Desde 1997 las multinacionales extranjeras han invertido en el sector del gas natural alrededor de 3.500 millones de dólares.

La primera en pronunciarse fue la Ministra de Energía y Minas de Brasil, Dilma Rousseff, quien dijo que Petrobras reducirá su plan de expansión en el país.

Petrobras es una empresa clave dentro de la estructura económica de Bolivia. No sólo representa el 20 por ciento del producto interior bruto (PIB) de Bolivia, sino que además ha invertido desde su entrada en el país en el año 1996 1.500 millones de dólares, lo que representa la inversión más importante realizada por esta empresa fuera de Brasil. Además controla los yacimientos de gas más importantes de Bolivia y un 60 por ciento del gas que consume Brasil proviene de los yacimientos de esta empresa en Bolivia.

Por su parte la empresa británica BG Group, que cuenta con un 37,5 por ciento del yacimiento más grande de Bolivia, Margarita, anunció estar evaluando con detalle la ley y cuál va a ser la respuesta del grupo.

En general, todas las empresas han mostrado su contrariedad a la nueva ley.

Sin haber cifras oficiales acerca de la reducción en la inversión, Raul Kieffer, presidente de CBH estaría estimando la pérdida en 10.000 millones de dólares en cancelaciones de proyectos.

Además, las empresas están evaluando llevar el caso delante de un tribunal internacional pues la nueva ley obligaría a renegociar hasta un total de 72 contratos firmados con la anterior administración.

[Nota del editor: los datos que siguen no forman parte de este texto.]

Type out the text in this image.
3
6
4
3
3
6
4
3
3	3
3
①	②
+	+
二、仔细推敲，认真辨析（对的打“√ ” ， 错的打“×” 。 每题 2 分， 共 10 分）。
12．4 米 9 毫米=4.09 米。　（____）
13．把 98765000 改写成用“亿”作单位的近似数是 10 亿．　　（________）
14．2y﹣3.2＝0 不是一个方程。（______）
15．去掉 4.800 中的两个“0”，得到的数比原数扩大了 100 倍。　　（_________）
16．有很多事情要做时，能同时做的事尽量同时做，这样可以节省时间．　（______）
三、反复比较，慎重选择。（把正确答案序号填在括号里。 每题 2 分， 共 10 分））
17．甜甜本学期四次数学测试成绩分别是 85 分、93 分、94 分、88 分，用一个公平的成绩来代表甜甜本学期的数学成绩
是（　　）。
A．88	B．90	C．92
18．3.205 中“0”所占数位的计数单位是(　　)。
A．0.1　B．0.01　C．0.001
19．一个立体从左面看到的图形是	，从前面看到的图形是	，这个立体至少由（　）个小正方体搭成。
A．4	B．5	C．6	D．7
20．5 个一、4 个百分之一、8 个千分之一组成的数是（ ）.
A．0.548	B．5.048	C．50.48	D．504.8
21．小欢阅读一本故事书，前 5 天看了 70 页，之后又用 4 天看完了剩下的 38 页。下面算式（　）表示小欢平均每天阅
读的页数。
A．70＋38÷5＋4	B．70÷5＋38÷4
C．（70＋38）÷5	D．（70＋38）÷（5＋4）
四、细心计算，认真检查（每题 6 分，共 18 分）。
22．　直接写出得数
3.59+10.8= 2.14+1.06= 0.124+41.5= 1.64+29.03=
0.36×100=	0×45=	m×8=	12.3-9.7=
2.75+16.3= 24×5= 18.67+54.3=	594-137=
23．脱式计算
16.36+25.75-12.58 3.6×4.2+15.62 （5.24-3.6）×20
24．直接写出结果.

Los motivos de esta nueva ley debían haber sido una mejora para el sector de hidrocarburos en beneficio de Bolivia. Para ello un amplio sector de la población exigía que Bolivia volviera a tomar control de los hidrocarburos en el país, algo que la nueva ley no promueve. Tampoco parece promover nueva inversión en nuevos proyectos por parte de las empresas internacionales.

Entre la manera en la que se ha aprobado la ley, con el Presidente de la nación oponiendose a ella pero sin ejercer su derecho a vetarla, y las consecuencias, que han dejado insatisfechos a todos los bandos involucrados, el país ha quedado en el corto plazo debilitado por culpa de este proceso.

El Presidente del Congreso, Hormando Vaca Diez, dijo a la firma de la ley: “Sólo pido que haya unidad en el país”. Sin embargo, la nación ha vuelto a vivir un capítulo de división interna cuando lo que necesitaba no eran palabras pidiendo la cohesión, sino un golpe de efecto que la fomentara.